Se guardo in alto, a meno che, come nel novantatré per cento dei casi, piova, c’è un magnifico cielo azzurro.
Le pecore belano, i pastori canticchiano in gaelico.
È tutto così allegro! Si intuisce, da dove vengono gli Spiegelmann”. Questo è Mr. Capigliatura Spinosa, durante i primi chilometri sulla strada irlandese, appena sbarcati dal traghetto, mentre sfoglia una guida turistica rubata in biblioteca ad Amburgo.
 
-…sì, sì, tutto molto bello, molto meraviglioso, molto poetico.
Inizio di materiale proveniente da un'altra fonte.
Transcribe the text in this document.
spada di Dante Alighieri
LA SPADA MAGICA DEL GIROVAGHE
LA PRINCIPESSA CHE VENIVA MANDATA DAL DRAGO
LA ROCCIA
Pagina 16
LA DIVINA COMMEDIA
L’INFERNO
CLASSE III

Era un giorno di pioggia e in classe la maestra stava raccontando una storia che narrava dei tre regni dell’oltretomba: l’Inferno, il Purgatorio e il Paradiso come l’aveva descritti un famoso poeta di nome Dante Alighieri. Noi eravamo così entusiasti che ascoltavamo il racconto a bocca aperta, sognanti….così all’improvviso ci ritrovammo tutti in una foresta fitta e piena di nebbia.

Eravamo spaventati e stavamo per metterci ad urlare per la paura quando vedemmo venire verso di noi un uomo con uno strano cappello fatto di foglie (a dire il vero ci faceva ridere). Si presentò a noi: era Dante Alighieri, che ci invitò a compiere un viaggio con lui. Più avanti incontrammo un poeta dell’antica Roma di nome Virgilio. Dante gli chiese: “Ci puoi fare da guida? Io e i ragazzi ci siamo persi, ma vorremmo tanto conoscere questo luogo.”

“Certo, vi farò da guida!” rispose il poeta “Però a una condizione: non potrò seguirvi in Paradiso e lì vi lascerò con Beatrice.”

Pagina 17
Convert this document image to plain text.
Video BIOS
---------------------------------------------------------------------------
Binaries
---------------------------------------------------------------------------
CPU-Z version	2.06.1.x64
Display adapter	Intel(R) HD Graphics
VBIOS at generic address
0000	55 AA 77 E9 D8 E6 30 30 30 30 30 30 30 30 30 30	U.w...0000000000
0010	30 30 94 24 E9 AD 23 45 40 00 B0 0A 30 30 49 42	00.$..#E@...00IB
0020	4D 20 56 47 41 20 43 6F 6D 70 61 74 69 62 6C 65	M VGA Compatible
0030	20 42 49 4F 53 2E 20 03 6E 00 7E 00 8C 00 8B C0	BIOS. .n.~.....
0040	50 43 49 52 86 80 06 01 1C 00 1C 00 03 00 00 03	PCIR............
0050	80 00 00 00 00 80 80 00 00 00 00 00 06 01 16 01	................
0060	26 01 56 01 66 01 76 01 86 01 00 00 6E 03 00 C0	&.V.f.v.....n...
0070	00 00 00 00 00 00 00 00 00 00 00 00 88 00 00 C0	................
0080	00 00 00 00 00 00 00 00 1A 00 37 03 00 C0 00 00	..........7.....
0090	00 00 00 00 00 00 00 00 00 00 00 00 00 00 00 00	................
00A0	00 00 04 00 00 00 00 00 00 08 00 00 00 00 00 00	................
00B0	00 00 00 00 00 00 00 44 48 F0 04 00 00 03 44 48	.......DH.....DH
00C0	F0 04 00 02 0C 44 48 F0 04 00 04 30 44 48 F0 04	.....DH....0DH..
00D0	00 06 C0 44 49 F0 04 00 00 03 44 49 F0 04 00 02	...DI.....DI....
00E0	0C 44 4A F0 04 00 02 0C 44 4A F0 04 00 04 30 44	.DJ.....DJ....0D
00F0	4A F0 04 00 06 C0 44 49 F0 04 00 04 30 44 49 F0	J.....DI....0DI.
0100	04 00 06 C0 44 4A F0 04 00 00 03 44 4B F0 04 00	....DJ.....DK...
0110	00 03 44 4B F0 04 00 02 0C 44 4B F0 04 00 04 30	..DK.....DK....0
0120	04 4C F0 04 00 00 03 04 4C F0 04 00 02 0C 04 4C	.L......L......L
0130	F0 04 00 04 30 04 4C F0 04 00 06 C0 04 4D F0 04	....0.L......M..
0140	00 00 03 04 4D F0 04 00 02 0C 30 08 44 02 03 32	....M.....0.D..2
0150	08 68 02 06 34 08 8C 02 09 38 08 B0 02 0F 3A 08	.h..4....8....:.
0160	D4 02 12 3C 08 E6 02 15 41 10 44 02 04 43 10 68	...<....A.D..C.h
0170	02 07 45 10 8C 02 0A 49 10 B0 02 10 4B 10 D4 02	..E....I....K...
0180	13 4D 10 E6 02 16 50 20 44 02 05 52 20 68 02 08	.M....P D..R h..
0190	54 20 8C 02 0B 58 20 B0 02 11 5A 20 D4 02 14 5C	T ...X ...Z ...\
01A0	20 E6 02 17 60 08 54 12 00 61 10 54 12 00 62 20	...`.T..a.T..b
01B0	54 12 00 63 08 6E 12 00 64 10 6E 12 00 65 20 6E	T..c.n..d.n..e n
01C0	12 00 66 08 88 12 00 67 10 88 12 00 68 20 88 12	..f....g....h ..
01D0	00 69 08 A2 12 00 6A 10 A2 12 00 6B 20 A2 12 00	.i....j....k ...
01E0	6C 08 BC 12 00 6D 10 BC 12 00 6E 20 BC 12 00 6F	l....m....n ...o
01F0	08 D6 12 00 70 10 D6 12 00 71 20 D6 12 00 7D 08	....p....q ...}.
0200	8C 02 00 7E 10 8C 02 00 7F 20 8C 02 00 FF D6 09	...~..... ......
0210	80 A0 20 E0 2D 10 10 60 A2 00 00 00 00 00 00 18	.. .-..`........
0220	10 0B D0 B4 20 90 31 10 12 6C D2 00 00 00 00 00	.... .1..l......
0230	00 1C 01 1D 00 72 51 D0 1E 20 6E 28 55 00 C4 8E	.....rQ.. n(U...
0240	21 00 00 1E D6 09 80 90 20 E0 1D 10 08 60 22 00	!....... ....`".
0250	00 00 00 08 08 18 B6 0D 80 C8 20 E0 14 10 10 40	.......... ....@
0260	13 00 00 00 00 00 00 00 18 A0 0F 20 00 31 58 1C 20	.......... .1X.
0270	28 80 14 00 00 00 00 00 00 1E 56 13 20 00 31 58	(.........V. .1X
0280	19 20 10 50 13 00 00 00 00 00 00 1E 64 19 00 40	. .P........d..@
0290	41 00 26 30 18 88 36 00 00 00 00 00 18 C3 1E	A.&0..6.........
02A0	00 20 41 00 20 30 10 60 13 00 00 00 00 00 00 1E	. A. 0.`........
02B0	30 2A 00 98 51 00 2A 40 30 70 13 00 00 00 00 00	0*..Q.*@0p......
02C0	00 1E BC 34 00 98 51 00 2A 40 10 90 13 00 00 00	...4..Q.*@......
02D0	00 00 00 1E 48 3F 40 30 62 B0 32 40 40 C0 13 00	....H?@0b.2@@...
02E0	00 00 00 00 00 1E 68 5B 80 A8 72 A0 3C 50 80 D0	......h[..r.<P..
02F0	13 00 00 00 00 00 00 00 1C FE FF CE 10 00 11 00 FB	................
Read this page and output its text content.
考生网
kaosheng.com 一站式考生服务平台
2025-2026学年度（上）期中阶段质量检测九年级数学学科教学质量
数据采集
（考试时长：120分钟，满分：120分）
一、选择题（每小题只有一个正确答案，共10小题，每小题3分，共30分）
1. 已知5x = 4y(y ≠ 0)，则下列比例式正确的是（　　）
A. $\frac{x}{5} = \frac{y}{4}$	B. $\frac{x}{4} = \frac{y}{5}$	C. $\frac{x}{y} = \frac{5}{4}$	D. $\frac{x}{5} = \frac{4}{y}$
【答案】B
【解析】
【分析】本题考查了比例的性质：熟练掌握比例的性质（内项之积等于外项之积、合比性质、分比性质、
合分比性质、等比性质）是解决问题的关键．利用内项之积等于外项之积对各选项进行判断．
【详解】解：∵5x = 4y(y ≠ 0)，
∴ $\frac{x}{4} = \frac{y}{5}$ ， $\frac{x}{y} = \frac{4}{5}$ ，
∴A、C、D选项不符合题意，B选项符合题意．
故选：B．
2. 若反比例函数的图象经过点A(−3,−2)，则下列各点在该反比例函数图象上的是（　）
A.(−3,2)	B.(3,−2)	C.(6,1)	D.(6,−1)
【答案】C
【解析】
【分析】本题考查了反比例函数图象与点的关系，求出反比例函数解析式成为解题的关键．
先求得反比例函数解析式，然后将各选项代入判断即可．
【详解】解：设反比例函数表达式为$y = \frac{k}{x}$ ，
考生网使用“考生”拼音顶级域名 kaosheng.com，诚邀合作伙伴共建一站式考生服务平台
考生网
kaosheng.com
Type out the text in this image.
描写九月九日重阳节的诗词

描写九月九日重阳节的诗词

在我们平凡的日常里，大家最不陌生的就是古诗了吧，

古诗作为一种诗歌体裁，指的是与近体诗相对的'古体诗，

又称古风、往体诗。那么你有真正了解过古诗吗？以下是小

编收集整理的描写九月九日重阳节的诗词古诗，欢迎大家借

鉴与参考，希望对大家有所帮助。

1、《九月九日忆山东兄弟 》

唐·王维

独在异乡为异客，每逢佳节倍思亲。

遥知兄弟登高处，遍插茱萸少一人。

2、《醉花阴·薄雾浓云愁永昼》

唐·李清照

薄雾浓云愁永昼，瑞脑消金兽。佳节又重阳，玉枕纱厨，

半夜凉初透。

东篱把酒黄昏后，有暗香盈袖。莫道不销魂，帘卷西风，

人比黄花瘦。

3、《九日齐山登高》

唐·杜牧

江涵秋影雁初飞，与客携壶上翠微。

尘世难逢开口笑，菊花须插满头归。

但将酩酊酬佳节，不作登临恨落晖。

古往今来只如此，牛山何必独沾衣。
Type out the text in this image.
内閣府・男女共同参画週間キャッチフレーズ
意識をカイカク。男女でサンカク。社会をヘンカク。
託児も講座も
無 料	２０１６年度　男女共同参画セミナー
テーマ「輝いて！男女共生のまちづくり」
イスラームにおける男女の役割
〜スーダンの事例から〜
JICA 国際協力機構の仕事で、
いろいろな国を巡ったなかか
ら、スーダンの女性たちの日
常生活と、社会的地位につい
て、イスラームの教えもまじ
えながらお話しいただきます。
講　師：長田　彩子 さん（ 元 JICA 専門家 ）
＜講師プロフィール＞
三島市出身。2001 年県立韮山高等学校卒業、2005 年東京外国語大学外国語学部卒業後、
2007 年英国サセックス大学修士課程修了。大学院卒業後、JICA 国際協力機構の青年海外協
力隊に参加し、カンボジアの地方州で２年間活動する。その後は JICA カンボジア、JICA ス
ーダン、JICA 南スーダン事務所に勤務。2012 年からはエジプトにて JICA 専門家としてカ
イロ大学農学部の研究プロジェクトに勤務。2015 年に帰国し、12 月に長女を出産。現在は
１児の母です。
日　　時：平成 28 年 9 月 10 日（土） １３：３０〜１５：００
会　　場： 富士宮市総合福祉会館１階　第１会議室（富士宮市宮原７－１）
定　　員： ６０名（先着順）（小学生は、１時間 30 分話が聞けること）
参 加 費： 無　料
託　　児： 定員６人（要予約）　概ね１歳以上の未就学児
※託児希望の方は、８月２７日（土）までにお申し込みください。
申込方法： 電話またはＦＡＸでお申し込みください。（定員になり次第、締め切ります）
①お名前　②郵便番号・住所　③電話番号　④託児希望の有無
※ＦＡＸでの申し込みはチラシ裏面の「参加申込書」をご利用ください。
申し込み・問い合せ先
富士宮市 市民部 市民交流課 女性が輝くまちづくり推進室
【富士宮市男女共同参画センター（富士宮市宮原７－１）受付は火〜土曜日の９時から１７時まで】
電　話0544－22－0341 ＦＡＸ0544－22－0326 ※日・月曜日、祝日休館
Ma io continuo a pensare che sia stata una pessima idea. Ve lo ripetevo, di continuo, sentivo che avremmo incontrato guai… ma voi no, convinti, dobbiamo per forza andare. Date retta ad una che ne sa più di voi, sui brutti presentimenti! È notte fonda. Non ci sono lampioni. E abbiamo quasi finito il carburante. Guardatevi intorno: questa strada è piena di alberi dall’aspetto molto inquietante, si sentono ululare i lupi, una nebbia fitta persiste, facendo intravedere solo qualche bagliore rosso, di tanto in tanto, come se fossero lucine sdoppiate, gemelli malvagi dei fuochi fatui, uccelli oscuri e luminescenti venuti a spiarci per conto di qualche dio delle tenebre intenzionato a divorarci come spuntino di mezzanotte. Posso percepire le mani nodose delle streghe agitarsi intorno a pentoloni bollenti, per preparare qualche pozione da spargere nell’aria per stordirci. Gli scagnozzi malvagi dei sacerdoti delle tenebre sono appostati dietro le lugubri sagome degli alberi, ci guardano e comunicano tra loro per stabilire il momento esatto per attaccarci. Sento le maledizioni incombere su…
-Ok, ok, Alex, datti una calmata, il mondo è già riccamente dotato di scrittori gotici più abili di te.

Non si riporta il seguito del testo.